Windsor Dairy makes cheeses in the European tradition from raw, organic milk. Every cheese is a creamy treat! Photo ©Laurel Kallenbach

Thank you, farmers, for continuing to supply us with fresh, healthy food against the odds. And for reminding us what a variety of foods can be grown with a short distance of our homes—or even in our back yards. May your family farms prosper.

These scarlet turnips from Toohey & Sons were so pink, I thought they were beets. Photo ©Laurel Kallenbach

Renewed interest in local foods has coined the word “locavore”: someone who eats locally produced, in-season foods whenever possible. Why go to the extra effort to become a locavore and buy from farmer’s markets and eat local? FoodRoutes.org cites several important reasons.

Zesty jalapeños from Red Wagon Organic Farm   Photo © Laurel Kallenbach

1. Local food tastes better and fresher than food grown for shipping or long shelf life.

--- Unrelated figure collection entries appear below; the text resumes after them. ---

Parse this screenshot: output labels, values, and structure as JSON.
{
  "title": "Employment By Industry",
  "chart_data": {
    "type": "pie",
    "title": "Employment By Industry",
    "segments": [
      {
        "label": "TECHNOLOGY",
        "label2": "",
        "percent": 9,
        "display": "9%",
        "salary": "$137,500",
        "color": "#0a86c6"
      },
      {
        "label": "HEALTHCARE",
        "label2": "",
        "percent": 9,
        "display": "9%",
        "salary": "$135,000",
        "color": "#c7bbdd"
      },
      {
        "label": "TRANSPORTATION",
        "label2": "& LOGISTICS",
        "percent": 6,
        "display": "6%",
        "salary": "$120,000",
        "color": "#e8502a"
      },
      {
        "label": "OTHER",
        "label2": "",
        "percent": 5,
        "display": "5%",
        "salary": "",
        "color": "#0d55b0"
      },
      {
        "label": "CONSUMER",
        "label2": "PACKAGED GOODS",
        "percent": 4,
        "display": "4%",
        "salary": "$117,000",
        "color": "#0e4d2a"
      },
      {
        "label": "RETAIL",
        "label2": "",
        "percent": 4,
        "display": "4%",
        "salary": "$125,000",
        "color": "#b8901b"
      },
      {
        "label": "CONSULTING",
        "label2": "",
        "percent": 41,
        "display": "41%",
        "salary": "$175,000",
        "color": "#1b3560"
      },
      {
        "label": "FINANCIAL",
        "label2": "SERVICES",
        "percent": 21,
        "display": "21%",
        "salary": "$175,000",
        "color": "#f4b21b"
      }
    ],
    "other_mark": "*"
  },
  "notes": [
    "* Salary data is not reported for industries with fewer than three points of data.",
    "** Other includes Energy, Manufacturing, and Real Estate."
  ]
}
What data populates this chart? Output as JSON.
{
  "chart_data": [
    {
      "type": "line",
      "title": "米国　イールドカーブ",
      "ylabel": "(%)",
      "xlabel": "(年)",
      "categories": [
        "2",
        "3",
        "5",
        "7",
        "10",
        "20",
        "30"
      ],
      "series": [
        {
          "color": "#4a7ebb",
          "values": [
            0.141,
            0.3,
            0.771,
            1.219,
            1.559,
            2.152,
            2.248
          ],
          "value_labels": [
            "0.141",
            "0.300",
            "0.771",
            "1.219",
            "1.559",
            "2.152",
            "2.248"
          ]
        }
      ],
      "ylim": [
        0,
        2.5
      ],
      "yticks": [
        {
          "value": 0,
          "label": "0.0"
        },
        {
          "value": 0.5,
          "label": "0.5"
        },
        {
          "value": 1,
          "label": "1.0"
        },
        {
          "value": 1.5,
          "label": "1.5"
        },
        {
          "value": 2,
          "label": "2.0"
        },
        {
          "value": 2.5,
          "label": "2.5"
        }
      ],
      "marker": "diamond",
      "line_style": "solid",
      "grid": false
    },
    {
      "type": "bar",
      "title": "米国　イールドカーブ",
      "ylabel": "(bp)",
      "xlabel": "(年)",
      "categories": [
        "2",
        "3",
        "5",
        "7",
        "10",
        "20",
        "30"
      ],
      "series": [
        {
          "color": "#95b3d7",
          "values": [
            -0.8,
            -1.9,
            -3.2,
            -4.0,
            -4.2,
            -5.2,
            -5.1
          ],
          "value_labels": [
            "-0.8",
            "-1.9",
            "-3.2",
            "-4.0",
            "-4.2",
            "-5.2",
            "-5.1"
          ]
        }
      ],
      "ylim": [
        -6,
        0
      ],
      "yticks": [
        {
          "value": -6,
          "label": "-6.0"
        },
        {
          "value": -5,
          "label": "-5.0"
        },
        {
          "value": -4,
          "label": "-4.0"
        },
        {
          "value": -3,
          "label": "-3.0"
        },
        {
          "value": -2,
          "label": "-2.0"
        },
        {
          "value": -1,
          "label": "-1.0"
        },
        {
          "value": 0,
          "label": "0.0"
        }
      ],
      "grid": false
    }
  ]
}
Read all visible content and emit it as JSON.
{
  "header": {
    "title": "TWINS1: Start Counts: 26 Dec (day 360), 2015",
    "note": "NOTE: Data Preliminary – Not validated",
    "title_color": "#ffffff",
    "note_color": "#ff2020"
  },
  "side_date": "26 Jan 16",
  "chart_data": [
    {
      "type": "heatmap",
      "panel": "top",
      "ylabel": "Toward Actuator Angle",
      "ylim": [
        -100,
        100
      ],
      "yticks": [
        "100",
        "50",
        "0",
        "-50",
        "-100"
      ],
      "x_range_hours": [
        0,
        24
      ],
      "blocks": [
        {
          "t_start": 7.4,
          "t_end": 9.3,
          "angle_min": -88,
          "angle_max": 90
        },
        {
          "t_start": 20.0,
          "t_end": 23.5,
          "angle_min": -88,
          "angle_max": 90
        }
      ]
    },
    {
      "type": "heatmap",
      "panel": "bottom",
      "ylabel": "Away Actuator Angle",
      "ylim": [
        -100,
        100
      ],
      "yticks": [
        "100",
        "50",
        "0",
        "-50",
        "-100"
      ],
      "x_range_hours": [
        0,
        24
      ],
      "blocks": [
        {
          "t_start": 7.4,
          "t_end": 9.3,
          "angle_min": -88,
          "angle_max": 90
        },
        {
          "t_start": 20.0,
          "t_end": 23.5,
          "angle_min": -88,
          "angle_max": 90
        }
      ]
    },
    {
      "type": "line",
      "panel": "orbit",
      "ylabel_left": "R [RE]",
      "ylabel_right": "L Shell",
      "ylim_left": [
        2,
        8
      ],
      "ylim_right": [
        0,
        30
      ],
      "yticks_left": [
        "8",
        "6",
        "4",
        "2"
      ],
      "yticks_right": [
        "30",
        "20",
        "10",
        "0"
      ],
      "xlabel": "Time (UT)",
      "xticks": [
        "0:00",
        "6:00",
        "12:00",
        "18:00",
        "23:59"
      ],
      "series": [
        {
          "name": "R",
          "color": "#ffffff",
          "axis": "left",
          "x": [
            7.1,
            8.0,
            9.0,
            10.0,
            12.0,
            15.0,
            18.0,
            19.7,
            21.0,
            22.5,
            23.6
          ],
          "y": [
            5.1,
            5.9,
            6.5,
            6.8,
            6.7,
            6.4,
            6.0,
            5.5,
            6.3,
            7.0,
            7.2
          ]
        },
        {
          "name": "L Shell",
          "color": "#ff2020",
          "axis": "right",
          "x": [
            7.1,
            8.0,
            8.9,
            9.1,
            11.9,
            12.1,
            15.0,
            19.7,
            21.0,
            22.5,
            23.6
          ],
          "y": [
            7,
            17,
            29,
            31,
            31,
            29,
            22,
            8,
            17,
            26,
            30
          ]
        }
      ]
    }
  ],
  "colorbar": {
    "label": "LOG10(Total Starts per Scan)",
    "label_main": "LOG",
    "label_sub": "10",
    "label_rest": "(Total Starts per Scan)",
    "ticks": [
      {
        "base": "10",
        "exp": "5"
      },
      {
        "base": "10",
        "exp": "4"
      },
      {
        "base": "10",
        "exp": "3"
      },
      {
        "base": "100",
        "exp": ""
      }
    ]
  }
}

2. You support and preserve small family farms.

3. You know the farmers you buy from avoid chemicals, pesticides, hormones, antibiotics or genetically modified seed.

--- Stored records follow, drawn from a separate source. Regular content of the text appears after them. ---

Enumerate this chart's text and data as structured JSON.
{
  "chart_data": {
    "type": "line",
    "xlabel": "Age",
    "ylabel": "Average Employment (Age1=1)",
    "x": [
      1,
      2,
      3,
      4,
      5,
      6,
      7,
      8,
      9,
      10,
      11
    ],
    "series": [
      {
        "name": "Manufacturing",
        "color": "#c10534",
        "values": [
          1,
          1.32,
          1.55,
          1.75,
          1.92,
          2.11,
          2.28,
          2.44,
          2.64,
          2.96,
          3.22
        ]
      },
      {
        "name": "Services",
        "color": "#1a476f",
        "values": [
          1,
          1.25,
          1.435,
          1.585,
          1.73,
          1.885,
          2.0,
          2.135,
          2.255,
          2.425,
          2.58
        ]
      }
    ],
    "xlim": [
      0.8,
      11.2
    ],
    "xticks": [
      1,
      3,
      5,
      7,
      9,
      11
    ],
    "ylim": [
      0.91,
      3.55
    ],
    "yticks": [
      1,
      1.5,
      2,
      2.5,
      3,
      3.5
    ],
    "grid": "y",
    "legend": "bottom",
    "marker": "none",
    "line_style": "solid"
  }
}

4. You protect the environment. Local food doesn’t travel far, thereby reducing carbon-dioxide emissions and packing materials.

I’m also grateful that farmer’s markets create community. I never go when I don’t bump into a friend—and we compare the goodies we tuck into our shopping bags. The whole market feels a little like a festival—complete with fresh-made local foods from local restaurants.

This Thanksgiving, may we remember where our food comes from, may we support sustainable agriculture, and may we work to end hunger in our own home towns.

Laurel Kallenbach, freelance writer and editor

People share food and smiles at the Abbondanza Farm stand at the Boulder Farmer's Market. Photo © Laurel Kallenbach

Showing 16 comments
  • Jody Berman

    Laurel: Thanks for your beautiful and colorful homage to our local farmers and to Boulder’s wonderful farmers’ market.

    • Savannah Kruger

      Wow, what an amazing ode to the farmers market. As those before me have said, your pictures are lovely- although I’m sure it was easy to take great pictures of such vibrant produce! What’s your favorite thing to buy at the market, Laurel? I ask because normally when I meet people at the market, I see what they have bought (as you also mentioned) and I always end up wanting and the consequently buying those items and making something amazing with them. Great post!

  • Kathleen Christensen

    Lovely photos! Years ago, when I worked with organic produce, I used to occasionally have dreams about beautiful fruits and vegetables like these …

    • Laurel

      It is kind of like shooting veggie porn! In fact, one of the people at a stand made some comment to that effect when I was snapping photos.

  • Marian Thier

    Lovely and well-deserved tribute to one of the best reasons to live in Boulder. I’ll stock up this weekend.

  • Gail Storey

    Laurel, your post is the best segue from the abundance of summer to the gratitude of Thanksgiving–thanks for reminding us of the connection. And your photos are jaw-dropping!

  • david

    nice! I definitely ate better this summer because of the local farmers near Denali. If farmers can grow stuff near Denali, they can grow it anywhere–and do!

    • Laurel

      That’s awesome that there’s a farmer’s market near Denali in Alaska. Did they have any of those giant cabbages that are as big as a barrel?

  • Tami

    A tear splashes on the iPad….

  • Johanna

    Yum. I liked your piece, and also, your photos are really good!

  • Beth Partin

    Laurel. I loved the photograph of the peppers.

  • Rob

    Thanks for the look back at the season. We probably made 16 jars of pickles from the Market this summer.

  • Allen Kallenbach

    Again, you have excelled with your excellent remarks and pictures from the Farmers Market. Thanks

  • Cynthia Morris

    Gorgeous! Of all the markets I’ve been to, Boulder still ranks as the best for quality and beauty. It’s expensive, but most organic produce is. I think it’s worth it.

    Thanks for sharing this ode and the beautiful photos.

  • sibylle

    What wonderful-looking vegetables, especially the Japanese eggplant! Makes me wish we had a local farmer’s market nearby – but living at 9,300 feet in Summit County, we’d mostly eat elk and fish, I suspect.